The Obama administration said on Feb. 8 that it plans to spend an additional US$156 million over the next two years to help find an effective treatment for Alzheimer’s, Reuters reports.

In 2010, another team of researchers tried deep brain stimulation in Alzheimer’s patients. In a study published in the Annals of Neurology, scientists tested deep brain stimulation in six patients over the course of a year. They saw signs the treatment might have an effect on memory and found the treatment to be relatively safe.

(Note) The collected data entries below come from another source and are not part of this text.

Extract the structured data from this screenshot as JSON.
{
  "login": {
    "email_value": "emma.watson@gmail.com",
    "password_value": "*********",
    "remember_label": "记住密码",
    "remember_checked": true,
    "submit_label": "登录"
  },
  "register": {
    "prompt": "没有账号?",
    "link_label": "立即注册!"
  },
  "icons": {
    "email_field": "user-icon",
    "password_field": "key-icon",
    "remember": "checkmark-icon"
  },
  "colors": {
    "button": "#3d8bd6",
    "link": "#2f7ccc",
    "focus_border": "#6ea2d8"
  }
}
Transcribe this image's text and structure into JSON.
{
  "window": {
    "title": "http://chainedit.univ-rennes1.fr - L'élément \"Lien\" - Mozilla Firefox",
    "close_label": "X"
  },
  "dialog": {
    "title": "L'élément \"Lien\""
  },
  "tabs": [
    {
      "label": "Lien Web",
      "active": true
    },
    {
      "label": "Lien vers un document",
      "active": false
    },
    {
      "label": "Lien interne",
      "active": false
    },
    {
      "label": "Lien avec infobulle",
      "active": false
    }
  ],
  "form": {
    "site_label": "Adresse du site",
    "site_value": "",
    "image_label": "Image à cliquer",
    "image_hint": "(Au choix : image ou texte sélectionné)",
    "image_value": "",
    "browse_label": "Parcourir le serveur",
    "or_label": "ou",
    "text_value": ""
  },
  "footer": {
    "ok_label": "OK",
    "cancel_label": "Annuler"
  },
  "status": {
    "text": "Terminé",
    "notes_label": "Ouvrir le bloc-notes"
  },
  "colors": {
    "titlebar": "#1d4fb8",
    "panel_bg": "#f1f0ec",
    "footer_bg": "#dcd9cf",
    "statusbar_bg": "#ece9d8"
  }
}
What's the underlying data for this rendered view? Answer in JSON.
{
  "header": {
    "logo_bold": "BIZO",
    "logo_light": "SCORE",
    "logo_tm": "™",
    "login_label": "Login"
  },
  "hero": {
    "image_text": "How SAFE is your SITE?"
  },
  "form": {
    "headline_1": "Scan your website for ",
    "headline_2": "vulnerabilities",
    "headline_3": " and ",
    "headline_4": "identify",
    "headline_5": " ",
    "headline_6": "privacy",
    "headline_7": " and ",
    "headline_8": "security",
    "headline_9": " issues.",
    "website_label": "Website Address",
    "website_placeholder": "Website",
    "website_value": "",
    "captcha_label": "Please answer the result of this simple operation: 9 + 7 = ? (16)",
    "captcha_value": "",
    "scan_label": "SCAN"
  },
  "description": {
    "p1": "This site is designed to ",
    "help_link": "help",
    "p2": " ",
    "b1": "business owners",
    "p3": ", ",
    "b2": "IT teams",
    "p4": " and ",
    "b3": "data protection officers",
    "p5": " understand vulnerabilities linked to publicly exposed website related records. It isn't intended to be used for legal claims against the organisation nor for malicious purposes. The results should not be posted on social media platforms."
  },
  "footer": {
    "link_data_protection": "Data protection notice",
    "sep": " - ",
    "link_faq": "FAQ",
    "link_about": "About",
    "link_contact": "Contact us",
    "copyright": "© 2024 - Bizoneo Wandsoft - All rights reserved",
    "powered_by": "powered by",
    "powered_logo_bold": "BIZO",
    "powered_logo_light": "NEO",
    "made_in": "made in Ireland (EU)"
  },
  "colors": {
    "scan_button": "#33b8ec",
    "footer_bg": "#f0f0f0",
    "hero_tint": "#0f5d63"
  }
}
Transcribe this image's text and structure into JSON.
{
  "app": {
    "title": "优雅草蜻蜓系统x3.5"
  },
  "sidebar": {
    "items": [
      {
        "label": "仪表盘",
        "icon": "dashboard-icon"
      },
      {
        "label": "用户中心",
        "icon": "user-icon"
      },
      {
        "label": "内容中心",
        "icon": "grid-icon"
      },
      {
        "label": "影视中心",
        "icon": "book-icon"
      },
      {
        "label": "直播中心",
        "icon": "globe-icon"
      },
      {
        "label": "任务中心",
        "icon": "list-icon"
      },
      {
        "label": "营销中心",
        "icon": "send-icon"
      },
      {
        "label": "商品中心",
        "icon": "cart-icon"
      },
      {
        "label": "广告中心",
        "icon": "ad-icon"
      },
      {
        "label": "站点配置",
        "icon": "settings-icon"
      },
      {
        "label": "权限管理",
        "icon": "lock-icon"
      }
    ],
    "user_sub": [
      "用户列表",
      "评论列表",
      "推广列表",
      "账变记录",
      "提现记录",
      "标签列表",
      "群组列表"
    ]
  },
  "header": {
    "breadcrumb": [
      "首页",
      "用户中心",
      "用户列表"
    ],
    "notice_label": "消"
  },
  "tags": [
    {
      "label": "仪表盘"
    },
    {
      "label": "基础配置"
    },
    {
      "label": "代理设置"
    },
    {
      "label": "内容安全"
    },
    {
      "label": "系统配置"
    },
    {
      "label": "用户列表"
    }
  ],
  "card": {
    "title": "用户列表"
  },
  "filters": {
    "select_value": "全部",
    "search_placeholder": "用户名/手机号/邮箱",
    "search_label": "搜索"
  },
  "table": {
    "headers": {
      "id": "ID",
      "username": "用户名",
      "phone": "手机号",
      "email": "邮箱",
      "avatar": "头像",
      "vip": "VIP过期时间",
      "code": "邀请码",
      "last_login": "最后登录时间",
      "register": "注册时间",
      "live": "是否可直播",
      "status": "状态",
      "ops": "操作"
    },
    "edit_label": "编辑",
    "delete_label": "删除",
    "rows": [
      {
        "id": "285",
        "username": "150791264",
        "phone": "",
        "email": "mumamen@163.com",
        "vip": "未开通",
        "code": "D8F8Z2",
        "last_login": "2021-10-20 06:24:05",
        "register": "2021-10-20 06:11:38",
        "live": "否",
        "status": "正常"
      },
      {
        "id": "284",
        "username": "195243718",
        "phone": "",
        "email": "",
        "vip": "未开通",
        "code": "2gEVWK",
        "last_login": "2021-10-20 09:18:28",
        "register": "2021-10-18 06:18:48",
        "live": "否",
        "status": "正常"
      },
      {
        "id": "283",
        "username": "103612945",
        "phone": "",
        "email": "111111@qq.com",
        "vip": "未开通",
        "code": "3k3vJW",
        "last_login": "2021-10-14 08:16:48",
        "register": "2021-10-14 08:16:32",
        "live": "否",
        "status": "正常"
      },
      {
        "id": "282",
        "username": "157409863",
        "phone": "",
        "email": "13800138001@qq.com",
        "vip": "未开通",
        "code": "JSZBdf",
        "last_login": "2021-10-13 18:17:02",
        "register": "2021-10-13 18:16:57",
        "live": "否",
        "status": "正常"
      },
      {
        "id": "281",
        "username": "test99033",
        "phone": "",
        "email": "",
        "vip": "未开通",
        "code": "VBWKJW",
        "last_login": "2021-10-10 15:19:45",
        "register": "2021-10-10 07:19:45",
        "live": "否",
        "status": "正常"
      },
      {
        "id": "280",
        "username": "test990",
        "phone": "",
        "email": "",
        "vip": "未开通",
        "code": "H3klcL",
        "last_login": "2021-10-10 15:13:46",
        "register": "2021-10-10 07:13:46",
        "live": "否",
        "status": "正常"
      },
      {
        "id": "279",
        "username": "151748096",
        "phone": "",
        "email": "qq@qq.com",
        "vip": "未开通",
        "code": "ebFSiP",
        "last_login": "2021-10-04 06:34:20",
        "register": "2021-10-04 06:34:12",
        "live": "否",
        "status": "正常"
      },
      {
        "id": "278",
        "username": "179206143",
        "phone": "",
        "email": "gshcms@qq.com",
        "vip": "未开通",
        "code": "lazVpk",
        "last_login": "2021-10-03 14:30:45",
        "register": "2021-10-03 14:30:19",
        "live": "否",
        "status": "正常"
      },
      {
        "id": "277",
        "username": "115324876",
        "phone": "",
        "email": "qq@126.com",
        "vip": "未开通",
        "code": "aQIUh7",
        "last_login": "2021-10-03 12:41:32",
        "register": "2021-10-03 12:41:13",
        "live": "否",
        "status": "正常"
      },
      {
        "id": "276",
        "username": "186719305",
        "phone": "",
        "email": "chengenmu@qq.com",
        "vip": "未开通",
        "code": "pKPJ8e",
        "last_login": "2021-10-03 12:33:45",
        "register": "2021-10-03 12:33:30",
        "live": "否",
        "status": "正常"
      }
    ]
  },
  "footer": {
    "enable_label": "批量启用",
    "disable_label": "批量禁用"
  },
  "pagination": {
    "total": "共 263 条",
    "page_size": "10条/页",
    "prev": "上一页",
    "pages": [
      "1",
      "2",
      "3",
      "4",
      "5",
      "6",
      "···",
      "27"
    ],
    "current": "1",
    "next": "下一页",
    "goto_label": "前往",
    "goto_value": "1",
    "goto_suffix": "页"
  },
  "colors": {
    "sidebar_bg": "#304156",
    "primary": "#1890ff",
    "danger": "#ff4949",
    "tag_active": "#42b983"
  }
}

In an editorial on the current study, Dr. Sandra Black, a brain researcher at the University of Toronto writes that if tests were developed to identify Alzheimer’s early in its progression through imaging or genomics, the new findings could help improve treatments for disease.

“Although the current evidence is preliminary, is based on small samples and requires replication, the potential application of deep-brain stimulation in amnestic disorders is enticing,” Dr. Black writes.

Science writer Mo Costandi urges caution: “It was a small study so the findings should be interpreted with caution, but they could have clinical applications if confirmed,” he writes in his blog, Neurophilosophy, syndicated by Guardian Blogs.

“Previous studies have shown that direct stimulation of the human hippocampus has detrimental effects on memory,” he warns, “but these new results identify the entorhinal cortex, and possibly the perforant path, as potential targets for memory enhancement,” he adds.

Super-memory, anyone?
Could the treatment be used by people without memory impairment just to improve their memory?

Indeed, scientists have enhanced learning with electrical stimulation before as a side-effect of stimulation for another purpose. This happened many times in rodents and at least once in a human.

In the 1980s, scientists directly stimulated a brain region in humans called the hippocampus, which is critical in memory formation, but the current interfered with new memories.

The new findings have already piqued the interest of people with normal memory function who seek a little intellectual edge, says Dr. Andres Lozano, a neurosurgeon at the University of Toronto. But he tells the Los Angeles Times, “These are major ethical issues society will have to grapple with when the time comes. This opens up a Pandora’s box.”